We pretty much do the above, except for case a), in which we are not performing the checks that the medium is busy and the backoff timer is zero.  To perform these checks requires to expose a couple of methods that are currently private in dcf-manager.h (namely, IsBusy () and GetBackoffSlots ()).  So my patch makes these public and implements this check.

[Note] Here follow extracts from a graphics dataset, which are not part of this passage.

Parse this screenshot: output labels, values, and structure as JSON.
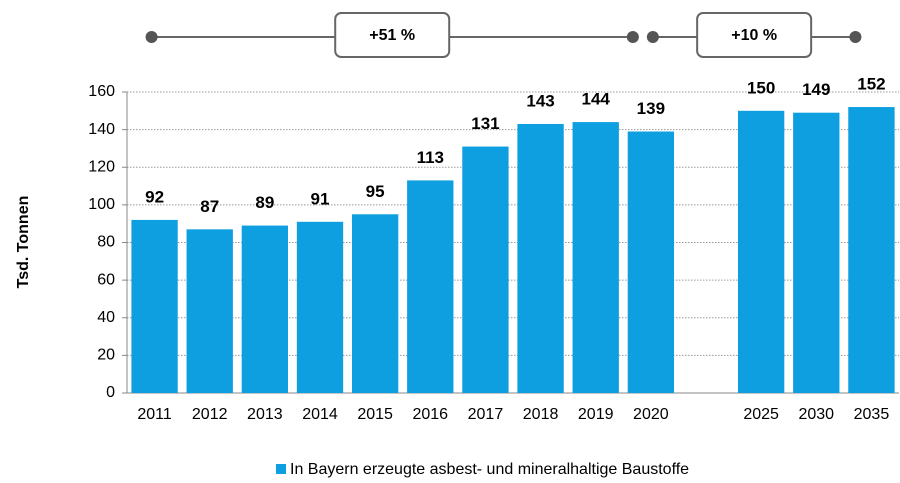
{
  "chart_data": {
    "type": "bar",
    "y_axis_label": "Tsd. Tonnen",
    "categories": [
      "2011",
      "2012",
      "2013",
      "2014",
      "2015",
      "2016",
      "2017",
      "2018",
      "2019",
      "2020",
      null,
      "2025",
      "2030",
      "2035"
    ],
    "series": [
      {
        "name": "In Bayern erzeugte asbest- und mineralhaltige Baustoffe",
        "color": "#0d9fe0",
        "values": [
          92,
          87,
          89,
          91,
          95,
          113,
          131,
          143,
          144,
          139,
          null,
          150,
          149,
          152
        ]
      }
    ],
    "ylim": [
      0,
      160
    ],
    "yticks": [
      0,
      20,
      40,
      60,
      80,
      100,
      120,
      140,
      160
    ],
    "grid": true,
    "legend": "bottom",
    "annotations": [
      "+51 %",
      "+10 %"
    ]
  }
}
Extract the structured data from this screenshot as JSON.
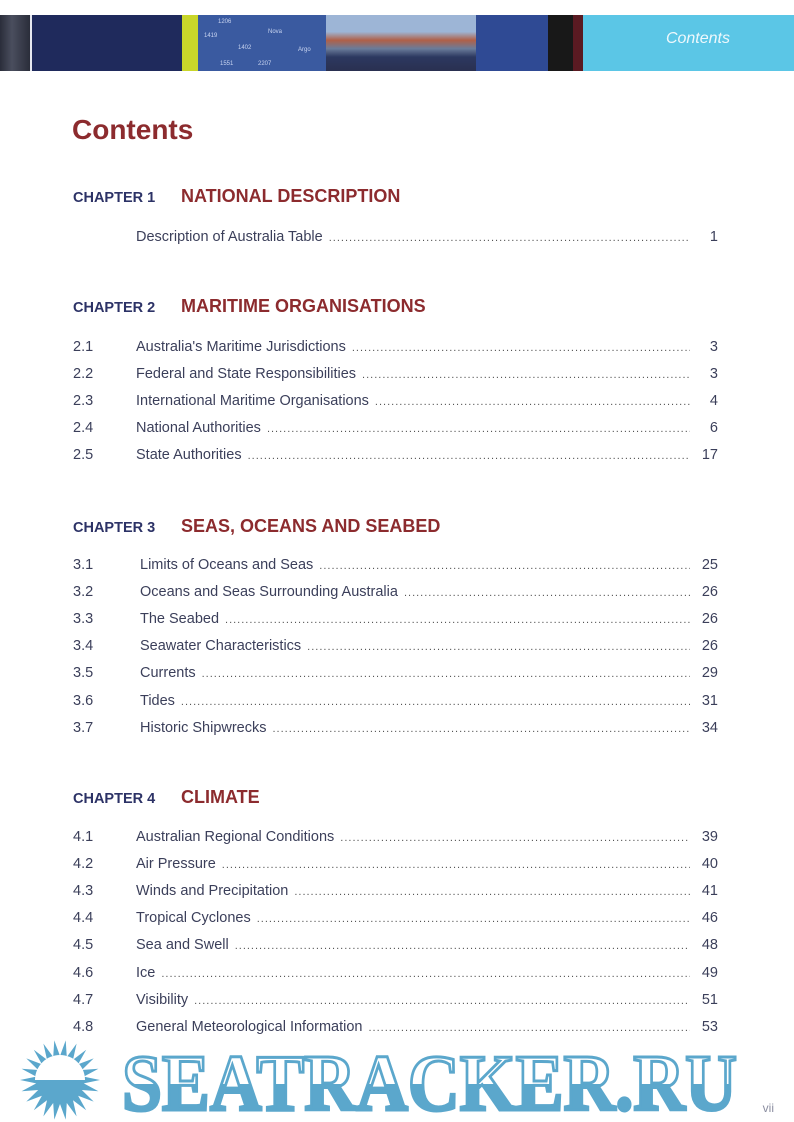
{
  "header": {
    "section_label": "Contents",
    "chart_labels": [
      "1206",
      "1419",
      "1402",
      "Nova",
      "1551",
      "2207",
      "Argo"
    ]
  },
  "title": "Contents",
  "chapters": [
    {
      "label": "CHAPTER 1",
      "name": "NATIONAL DESCRIPTION",
      "entries": [
        {
          "num": "",
          "title": "Description of Australia Table",
          "page": "1"
        }
      ]
    },
    {
      "label": "CHAPTER 2",
      "name": "MARITIME ORGANISATIONS",
      "entries": [
        {
          "num": "2.1",
          "title": "Australia's Maritime Jurisdictions",
          "page": "3"
        },
        {
          "num": "2.2",
          "title": "Federal and State Responsibilities",
          "page": "3"
        },
        {
          "num": "2.3",
          "title": "International Maritime Organisations",
          "page": "4"
        },
        {
          "num": "2.4",
          "title": "National Authorities",
          "page": "6"
        },
        {
          "num": "2.5",
          "title": "State Authorities",
          "page": "17"
        }
      ]
    },
    {
      "label": "CHAPTER 3",
      "name": "SEAS, OCEANS AND SEABED",
      "entries": [
        {
          "num": "3.1",
          "title": "Limits of Oceans and Seas",
          "page": "25"
        },
        {
          "num": "3.2",
          "title": "Oceans and Seas Surrounding Australia",
          "page": "26"
        },
        {
          "num": "3.3",
          "title": "The Seabed",
          "page": "26"
        },
        {
          "num": "3.4",
          "title": "Seawater Characteristics",
          "page": "26"
        },
        {
          "num": "3.5",
          "title": "Currents",
          "page": "29"
        },
        {
          "num": "3.6",
          "title": "Tides",
          "page": "31"
        },
        {
          "num": "3.7",
          "title": "Historic Shipwrecks",
          "page": "34"
        }
      ]
    },
    {
      "label": "CHAPTER 4",
      "name": "CLIMATE",
      "entries": [
        {
          "num": "4.1",
          "title": "Australian Regional Conditions",
          "page": "39"
        },
        {
          "num": "4.2",
          "title": "Air Pressure",
          "page": "40"
        },
        {
          "num": "4.3",
          "title": "Winds and Precipitation",
          "page": "41"
        },
        {
          "num": "4.4",
          "title": "Tropical Cyclones",
          "page": "46"
        },
        {
          "num": "4.5",
          "title": "Sea and Swell",
          "page": "48"
        },
        {
          "num": "4.6",
          "title": "Ice",
          "page": "49"
        },
        {
          "num": "4.7",
          "title": "Visibility",
          "page": "51"
        },
        {
          "num": "4.8",
          "title": "General Meteorological Information",
          "page": "53"
        }
      ]
    }
  ],
  "folio": "vii",
  "watermark": {
    "text": "SEATRACKER.RU",
    "color": "#5ba7cc"
  },
  "colors": {
    "heading": "#8c2b2e",
    "chapter_label": "#2c3266",
    "banner_accent": "#5bc6e6"
  }
}
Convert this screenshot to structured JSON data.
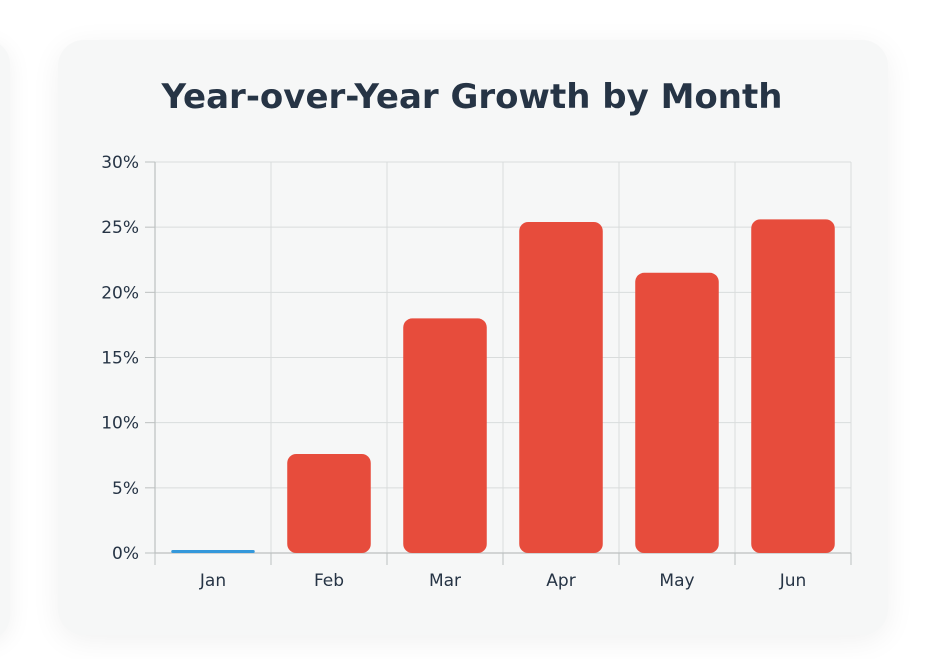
{
  "chart_data": {
    "type": "bar",
    "title": "Year-over-Year Growth by Month",
    "xlabel": "",
    "ylabel": "",
    "categories": [
      "Jan",
      "Feb",
      "Mar",
      "Apr",
      "May",
      "Jun"
    ],
    "values": [
      0.1,
      7.6,
      18.0,
      25.4,
      21.5,
      25.6
    ],
    "ylim": [
      0,
      30
    ],
    "yticks": [
      0,
      5,
      10,
      15,
      20,
      25,
      30
    ],
    "ytick_labels": [
      "0%",
      "5%",
      "10%",
      "15%",
      "20%",
      "25%",
      "30%"
    ],
    "grid": true,
    "legend": false,
    "colors": {
      "positive": "#e74c3c",
      "baseline": "#3498db",
      "grid": "#d9dcdc",
      "axis": "#bcc0c0",
      "text": "#263445"
    }
  }
}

The specification language also suggests to me that it may be valid to re-enter backoff for cases b-d even if backoff timer has a non-zero value.  However, I left the assert in DcfManager::StartBackoffNow () for now, and decided to wrap calls to this with a new EdcaTxopN() helper method that suppresses calls to start backoff again when it is running.
Comment 3 Tom Henderson 2016-09-15 16:20:39 EDT
Created attachment 2581 [details]
patch to fix

All tests pass except mesh PCAP-based tests which need to be regenerated.
Comment 4 Tom Henderson 2016-09-16 22:16:32 EDT
(In reply to Tom Henderson from comment #3)
> Created attachment 2581 [details]
> patch to fix
> 
> All tests pass except mesh PCAP-based tests which need to be regenerated.

The mesh tests are failing due to more than timing differences.  It seems that the DCF/EDCA immediate access scenarios (broadcast collisions) are exacerbated by this (bug 2369).  Need to look again at 2369...
Comment 5 Tom Henderson 2016-09-28 00:22:38 EDT
It appears that the patch to 2369, which forces a backoff when the request to DcfManager occurs during AIFS, resolves this problem.  That patch was committed as changeset 12345:a94d790ef6e5.